The collective memory of Brazil’s dark political past has contributed to a strong civic response to Bolsonaro’s democratic threats. In the run-up to Bolsonaro’s run for reelection in 2022, business, religious, educational, and legal associations rushed to defend democracy, especially the electoral system, when it came under attack. In letters published online and in the national press, civic groups stressed the need to take a side when one candidate promises to uphold democracy and another one threatens it. Since the revelation of Bolsonaro’s attempt to stage a coup to stay in power came to light, the civic response to democratic threats has strengthened. One notable defense of democracy came in December 2024 from a conservative stalwart: the Brazilian Conference of Bishops. A statement from the organization urged the nation to “hold all perpetrators of violence against the democratic state rigorously and exemplary accountable, so that coup attempts are never articulated again in this country.”
Such responses stand in striking contrast to the relatively muted concerns in the United States to Trump’s run for reelection in 2024. Many civic and religious groups, such as the United States Conference of Bishops, stayed silent, and others, including the Evangelical community, actively and enthusiastically endorsed him. After the violent attack on the U.S. Capitol by Trump supporters in January 2021, many business corporations pledged to halt donations to candidates who voted against certifying the 2020 presidential elections. But many of them gradually went back on their promise. Some, especially in the tech sector, have actively courted Trump since his election victory.
It is hard to avoid the depressing conclusion that for a country to truly value democracy it must first have to lose it. A more positive reading of the Brazilian experience, however, would regard it as a cautionary tale about taking democracy for granted. Brazil’s political environment before the 1964 military coup was eerily similar to the United States’ now, featuring a high degree of political polarization, intense partisanship, and leaders promising quick fixes for seemingly intractable structural problems. But there is still hope.

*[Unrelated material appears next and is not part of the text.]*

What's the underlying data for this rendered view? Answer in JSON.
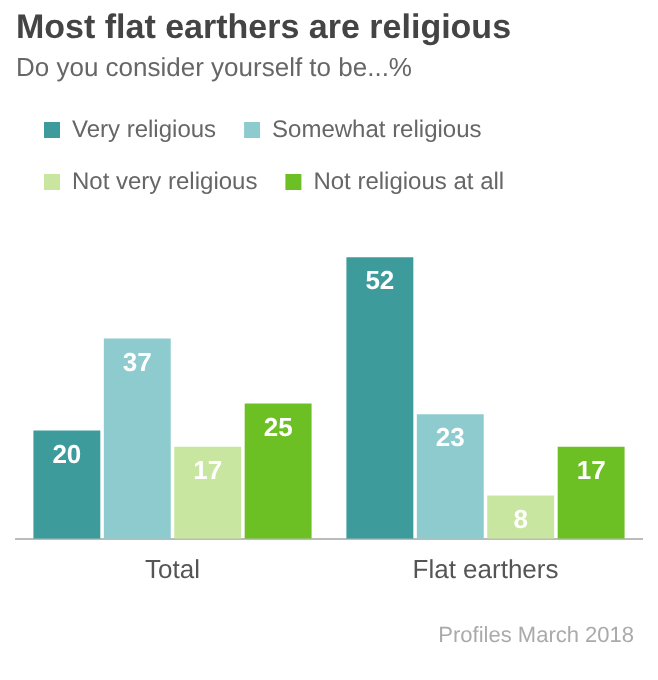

Brazil’s post-dictatorship experience also suggests that democratic threats can be effectively managed with farsighted political reforms intended to protect democracy. What worked in Brazil may not work in the United States. It is difficult to imagine, now or in the future, the United States getting rid of its electoral college, as Brazil did in 1988, when the country reinvented democracy from scratch after two decades of authoritarian rule. But none of these obstacles negate the case for political reform in the United States. The complexity of and contention around counting votes, which causes bipartisan angst across the United States, stands out as an institution in dire need of both strengthening and renewed popular faith. In Brazil, it was the voting system’s sterling reputation that made Bolsonaro’s allegations of electoral fraud so outrageous and spurred politicians and civil society into action to protect democracy.
The January 6 attack on the U.S. Capitol should have been a wake-up call for the United States, as its counterpart was for Brazil. But Trump’s reelection showed that not to be the case. In his second term, surrounded by loyalists and with sweeping presidential immunity from prosecution, a more powerful Trump could face fewer obstacles in attempts to subvert U.S. democracy. Thus, one can only hope for the United States that, as Brazil has shown, democracies are not always defenseless when confronting internal threats. Even under extreme duress they can find a way to fight back and even to regain their vibrancy.